This is just one of many reasons why I'm not mom of the year:
Though you can't see it, there is, at least, an outlet cover in the bottom socket.
And through brilliant, award-worthy poetry, I offer you myriad other reasons why you should vote to have this title bestowed upon me.
A desk lurks somewhere under teetering stacks of paper in the office. There's laundry in the hamper, dishes in the sink. The diaper pail wafts an offensive odor, it never ceases to stink.
I'll be feeding Mungee jarred food forever, I'm not one to cook. Every once in a blue moon, we'll sit down to read a book.
Instead of cleaning, I read blogs during naptime. The highchair tray is covered with mysterious grime.
Once a week, I might sweep. Why tidy up, when I would rather sleep?
My legs aren't shaved, my hair looks like hay.
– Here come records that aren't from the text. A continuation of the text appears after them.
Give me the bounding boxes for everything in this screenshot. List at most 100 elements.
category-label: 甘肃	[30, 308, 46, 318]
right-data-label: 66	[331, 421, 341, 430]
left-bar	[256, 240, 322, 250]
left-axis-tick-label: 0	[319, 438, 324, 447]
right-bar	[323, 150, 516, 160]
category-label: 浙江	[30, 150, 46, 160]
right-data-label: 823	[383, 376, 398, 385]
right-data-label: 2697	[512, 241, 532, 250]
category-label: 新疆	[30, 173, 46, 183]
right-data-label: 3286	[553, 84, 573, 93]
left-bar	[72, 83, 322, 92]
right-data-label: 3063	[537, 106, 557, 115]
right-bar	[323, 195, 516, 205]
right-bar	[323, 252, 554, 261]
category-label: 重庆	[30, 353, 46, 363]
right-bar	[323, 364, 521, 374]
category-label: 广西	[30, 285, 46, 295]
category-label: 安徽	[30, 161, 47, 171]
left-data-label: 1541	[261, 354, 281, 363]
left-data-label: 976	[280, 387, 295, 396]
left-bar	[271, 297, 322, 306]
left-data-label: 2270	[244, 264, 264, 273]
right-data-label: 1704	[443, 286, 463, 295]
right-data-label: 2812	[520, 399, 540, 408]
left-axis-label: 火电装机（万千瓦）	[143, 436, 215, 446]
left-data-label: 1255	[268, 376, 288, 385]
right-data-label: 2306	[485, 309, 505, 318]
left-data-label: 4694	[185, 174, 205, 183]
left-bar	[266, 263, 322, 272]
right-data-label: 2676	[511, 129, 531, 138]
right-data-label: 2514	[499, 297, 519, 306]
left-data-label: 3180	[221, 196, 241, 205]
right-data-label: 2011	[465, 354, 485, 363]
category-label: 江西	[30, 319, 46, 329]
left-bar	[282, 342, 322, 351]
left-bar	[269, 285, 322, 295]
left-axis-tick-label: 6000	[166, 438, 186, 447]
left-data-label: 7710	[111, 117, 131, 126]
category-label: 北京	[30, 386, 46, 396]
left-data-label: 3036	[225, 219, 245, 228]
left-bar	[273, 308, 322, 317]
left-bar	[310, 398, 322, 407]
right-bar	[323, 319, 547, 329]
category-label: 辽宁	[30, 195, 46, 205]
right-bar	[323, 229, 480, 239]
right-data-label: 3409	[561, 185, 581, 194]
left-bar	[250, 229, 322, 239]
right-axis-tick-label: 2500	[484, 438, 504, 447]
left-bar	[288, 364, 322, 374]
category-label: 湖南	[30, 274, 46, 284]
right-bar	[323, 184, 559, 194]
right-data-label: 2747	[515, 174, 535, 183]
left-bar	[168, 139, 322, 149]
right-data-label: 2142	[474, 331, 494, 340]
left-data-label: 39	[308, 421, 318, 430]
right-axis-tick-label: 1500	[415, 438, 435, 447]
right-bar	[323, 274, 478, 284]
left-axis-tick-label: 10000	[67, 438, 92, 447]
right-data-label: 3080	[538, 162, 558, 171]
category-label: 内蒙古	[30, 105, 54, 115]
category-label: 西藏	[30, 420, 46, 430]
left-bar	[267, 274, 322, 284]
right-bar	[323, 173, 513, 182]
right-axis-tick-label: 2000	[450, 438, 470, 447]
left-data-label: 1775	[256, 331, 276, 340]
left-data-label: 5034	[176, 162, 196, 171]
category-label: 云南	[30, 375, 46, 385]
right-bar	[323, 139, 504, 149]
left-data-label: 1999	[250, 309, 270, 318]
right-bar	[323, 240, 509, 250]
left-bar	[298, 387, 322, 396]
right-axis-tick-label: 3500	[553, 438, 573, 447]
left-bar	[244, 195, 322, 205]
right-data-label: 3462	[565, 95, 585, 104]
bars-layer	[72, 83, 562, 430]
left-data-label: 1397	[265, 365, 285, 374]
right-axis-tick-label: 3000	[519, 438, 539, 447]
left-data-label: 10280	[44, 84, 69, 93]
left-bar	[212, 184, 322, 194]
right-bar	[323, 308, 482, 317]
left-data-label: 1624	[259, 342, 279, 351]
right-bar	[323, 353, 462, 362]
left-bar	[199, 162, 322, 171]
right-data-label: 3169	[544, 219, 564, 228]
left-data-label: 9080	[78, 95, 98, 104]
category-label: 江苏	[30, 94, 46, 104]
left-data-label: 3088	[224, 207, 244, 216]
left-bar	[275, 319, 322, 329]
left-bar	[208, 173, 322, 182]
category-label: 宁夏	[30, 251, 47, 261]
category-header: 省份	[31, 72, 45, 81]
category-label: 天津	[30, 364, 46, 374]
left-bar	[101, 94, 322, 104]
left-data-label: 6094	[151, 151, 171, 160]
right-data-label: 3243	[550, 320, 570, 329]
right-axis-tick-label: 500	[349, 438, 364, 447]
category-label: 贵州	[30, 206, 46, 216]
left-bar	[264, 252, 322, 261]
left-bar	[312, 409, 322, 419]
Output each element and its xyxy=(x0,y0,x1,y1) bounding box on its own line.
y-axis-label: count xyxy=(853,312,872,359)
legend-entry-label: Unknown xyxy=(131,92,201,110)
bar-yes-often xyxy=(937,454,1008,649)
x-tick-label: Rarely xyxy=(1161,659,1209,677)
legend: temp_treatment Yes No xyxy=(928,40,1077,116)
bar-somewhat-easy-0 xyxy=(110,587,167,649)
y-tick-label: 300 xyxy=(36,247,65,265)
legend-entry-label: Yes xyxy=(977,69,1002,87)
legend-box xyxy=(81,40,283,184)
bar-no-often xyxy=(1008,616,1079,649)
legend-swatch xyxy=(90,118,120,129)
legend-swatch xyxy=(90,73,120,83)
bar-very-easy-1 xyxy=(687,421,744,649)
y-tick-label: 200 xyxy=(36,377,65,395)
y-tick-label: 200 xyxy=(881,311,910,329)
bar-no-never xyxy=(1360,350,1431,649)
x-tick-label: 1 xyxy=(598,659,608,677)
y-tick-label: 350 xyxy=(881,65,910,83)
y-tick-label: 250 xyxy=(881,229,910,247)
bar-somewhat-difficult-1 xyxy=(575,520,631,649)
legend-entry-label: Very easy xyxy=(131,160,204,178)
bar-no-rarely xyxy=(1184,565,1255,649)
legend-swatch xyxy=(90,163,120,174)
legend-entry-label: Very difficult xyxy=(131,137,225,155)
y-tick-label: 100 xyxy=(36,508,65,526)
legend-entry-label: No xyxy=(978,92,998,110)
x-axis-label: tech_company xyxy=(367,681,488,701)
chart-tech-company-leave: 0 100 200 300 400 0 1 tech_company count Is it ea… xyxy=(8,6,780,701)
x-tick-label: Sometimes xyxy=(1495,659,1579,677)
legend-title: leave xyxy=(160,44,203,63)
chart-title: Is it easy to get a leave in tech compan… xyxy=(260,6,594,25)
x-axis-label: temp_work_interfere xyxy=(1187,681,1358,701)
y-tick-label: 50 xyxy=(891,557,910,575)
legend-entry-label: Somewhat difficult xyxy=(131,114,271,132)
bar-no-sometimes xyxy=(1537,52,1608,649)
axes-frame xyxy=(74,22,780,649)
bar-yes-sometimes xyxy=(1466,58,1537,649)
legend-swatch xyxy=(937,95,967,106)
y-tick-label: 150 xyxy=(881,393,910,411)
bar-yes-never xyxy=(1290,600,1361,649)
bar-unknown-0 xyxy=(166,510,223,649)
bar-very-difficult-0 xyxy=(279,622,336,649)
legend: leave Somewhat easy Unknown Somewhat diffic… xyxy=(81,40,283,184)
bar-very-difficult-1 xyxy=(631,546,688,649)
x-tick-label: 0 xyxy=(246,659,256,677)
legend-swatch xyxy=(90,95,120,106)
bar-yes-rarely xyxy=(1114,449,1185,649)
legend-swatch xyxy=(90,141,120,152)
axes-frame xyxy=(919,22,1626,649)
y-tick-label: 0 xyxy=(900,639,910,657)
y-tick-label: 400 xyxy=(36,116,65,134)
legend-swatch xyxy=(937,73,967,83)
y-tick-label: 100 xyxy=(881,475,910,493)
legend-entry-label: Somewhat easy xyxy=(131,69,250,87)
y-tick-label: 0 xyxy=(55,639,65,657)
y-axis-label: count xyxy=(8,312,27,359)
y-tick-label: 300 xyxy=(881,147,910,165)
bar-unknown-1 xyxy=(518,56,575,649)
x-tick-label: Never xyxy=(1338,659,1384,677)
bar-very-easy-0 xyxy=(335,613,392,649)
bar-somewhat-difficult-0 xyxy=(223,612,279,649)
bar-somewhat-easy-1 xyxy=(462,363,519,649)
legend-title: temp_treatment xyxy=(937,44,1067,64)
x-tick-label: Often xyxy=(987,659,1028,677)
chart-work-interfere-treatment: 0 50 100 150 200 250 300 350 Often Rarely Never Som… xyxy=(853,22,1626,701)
At least I took a shower today. (Except I haven't)
It's too hot for the playground, we don't go for walks. The bouncy seat makes a great babysitter. Mungee never wears socks.
The baby book is barely touched, milestones unrecorded. Haphazardly scribbled notes like "she got a tooth!" & "she's crawling!", however, need to be sorted.
The crib mattress is still at its highest setting, the doorways have no gate. When it comes to baby-proofing, I am fashionably late.
If there was ever a doubt I'm not mom of the year, I think I've done well proving it here.